Typically, users of an Integrated Workplace Management System (IWMS) have dealt with this challenge for many years. They have probably invested in maintaining CAD drawings to be able to import the gross and net m2 of their spaces and updated their building assets at a relative high level. They have had to make maintenance budgets based on estimations of, for example, the amount of glass m² of their facades. When preparing for a renovation, they normally hire an architect to do exact measurements, which has always been the base for comparing offers of contractors to do their work.
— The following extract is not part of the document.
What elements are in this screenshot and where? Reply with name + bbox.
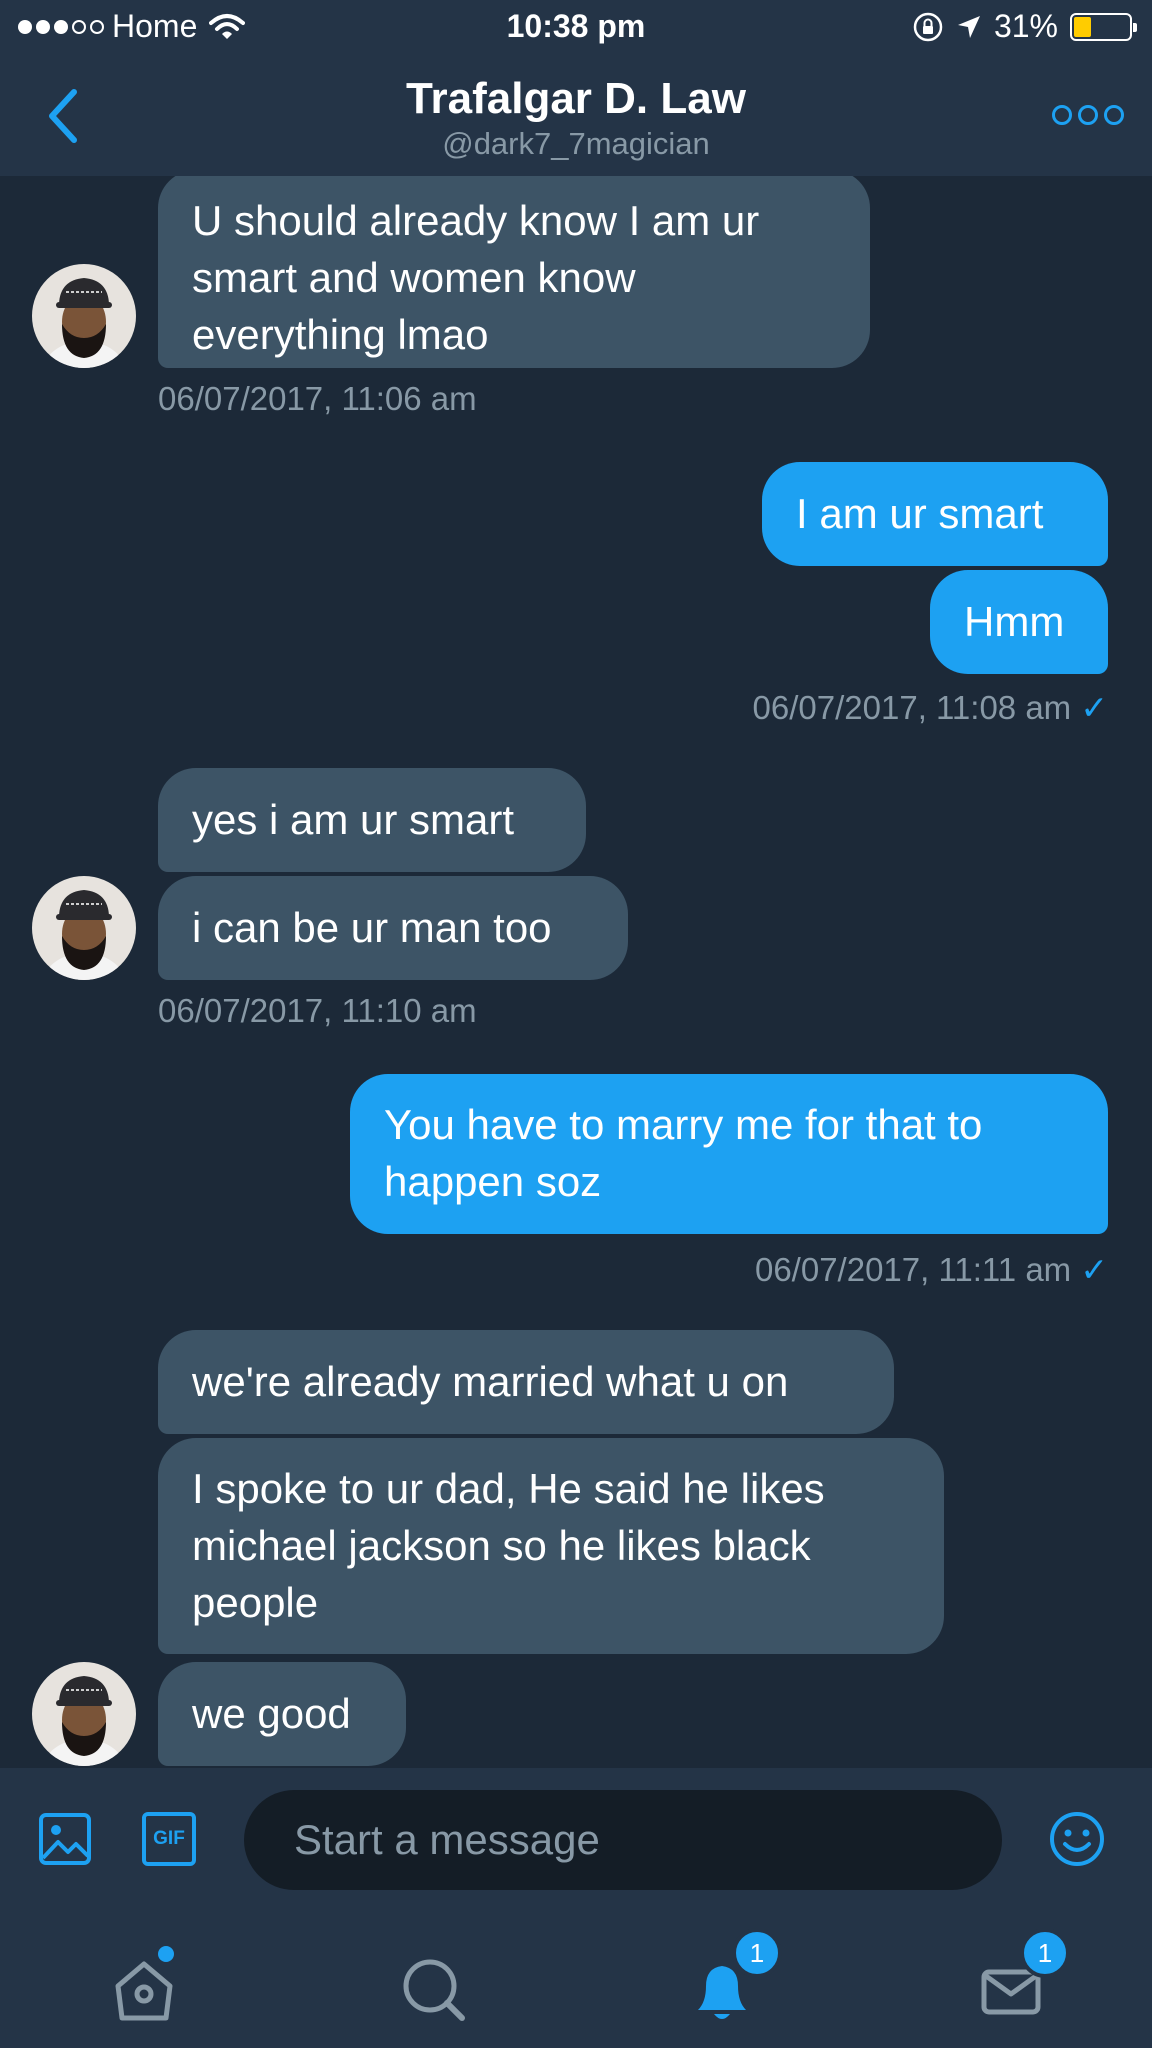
contact-avatar[interactable] (32, 1662, 136, 1766)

Getting the most out of BIM
As contractors and architects are currently re-developing their business plans based on the use of Building Information Modelling (BIM), real estate managers are still investigating what this could mean for them. What possible benefits exist for maintaining a space with 3D dimensions? Or, which self-service/job handling processes can really be improved by walking through a 3D-model? In maintenance, real estate managers that receive a BIM model will now have a hundred times more assets available than before. With BIM information, they can assign a job ticket to a single glass window at a specific part of the façade. However, who will benefit from this type of information? Before eventually experiencing the potential benefits BIM offers, many existing processes will need to be changed first.
Therefore, time will be needed to adjust those processes. A real estate manager does not want to invite surprise. He just needs information that is necessary for his routine processes. Let him experience the advantages of having a 3D model as a basis, but do not blame him if he does not use all the information that BIM continues to offer.